Grounded video question-answers

Field Name Description
task_id A unique annotation ID for each question
question The text of the question
answers The answer for the question given as a list of object track_ids (corresponding to object tracks)
area The skill area the question pertains to
reasoning The type of reasoning required to answer the question

Feedback and support

If you have any questions, feedback, or require support regarding the Perception Test dataset or challenge, please contact us at perception-test@google.com.

Citing this work

@misc{patraucean2023perception,
      title={Perception Test: A Diagnostic Benchmark for Multimodal Video Models}, 
      author={Viorica Pătrăucean and Lucas Smaira and Ankush Gupta and Adrià Recasens Continente and Larisa Markeeva and Dylan Banarse and Skanda Koppula and Joseph Heyward and Mateusz Malinowski and Yi Yang and Carl Doersch and Tatiana Matejovicova and Yury Sulsky and Antoine Miech and Alex Frechette and Hanna Klimczak and Raphael Koster and Junlin Zhang and Stephanie Winkler and Yusuf Aytar and Simon Osindero and Dima Damen and Andrew Zisserman and João Carreira},
      year={2023},
      eprint={2305.13786},
      archivePrefix={arXiv},
      primaryClass={cs.CV}
}

License and disclaimer

Copyright 2022 DeepMind Technologies Limited

All software is licensed under the Apache License, Version 2.0 (Apache 2.0); you may not use this file except in compliance with the Apache 2.0 license.
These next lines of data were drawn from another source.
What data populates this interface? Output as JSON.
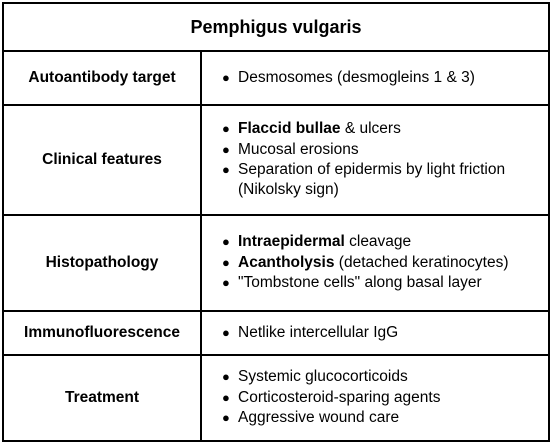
{
  "title": "Pemphigus vulgaris",
  "rows": [
    {
      "label": "Autoantibody target",
      "items": [
        {
          "bold": "",
          "text": "Desmosomes (desmogleins 1 & 3)"
        }
      ]
    },
    {
      "label": "Clinical features",
      "items": [
        {
          "bold": "Flaccid bullae",
          "text": " & ulcers"
        },
        {
          "bold": "",
          "text": "Mucosal erosions"
        },
        {
          "bold": "",
          "text": "Separation of epidermis by light friction (Nikolsky sign)"
        }
      ]
    },
    {
      "label": "Histopathology",
      "items": [
        {
          "bold": "Intraepidermal",
          "text": " cleavage"
        },
        {
          "bold": "Acantholysis",
          "text": " (detached keratinocytes)"
        },
        {
          "bold": "",
          "text": "\"Tombstone cells\" along basal layer"
        }
      ]
    },
    {
      "label": "Immunofluorescence",
      "items": [
        {
          "bold": "",
          "text": "Netlike intercellular IgG"
        }
      ]
    },
    {
      "label": "Treatment",
      "items": [
        {
          "bold": "",
          "text": "Systemic glucocorticoids"
        },
        {
          "bold": "",
          "text": "Corticosteroid-sparing agents"
        },
        {
          "bold": "",
          "text": "Aggressive wound care"
        }
      ]
    }
  ]
}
You may obtain a copy of the Apache 2.0 license at: https://www.apache.org/licenses/LICENSE-2.0

All other materials are licensed under the Creative Commons Attribution 4.0 International License (CC-BY). You may obtain a copy of the CC-BY license at: https://creativecommons.org/licenses/by/4.0/legalcode

Unless required by applicable law or agreed to in writing, all software and materials distributed here under the Apache 2.0 or CC-BY licenses are distributed on an "AS IS" BASIS, WITHOUT WARRANTIES OR CONDITIONS OF ANY KIND, either express or implied. See the licenses for the specific language governing permissions and limitations under those licenses.

This is not an official Google product.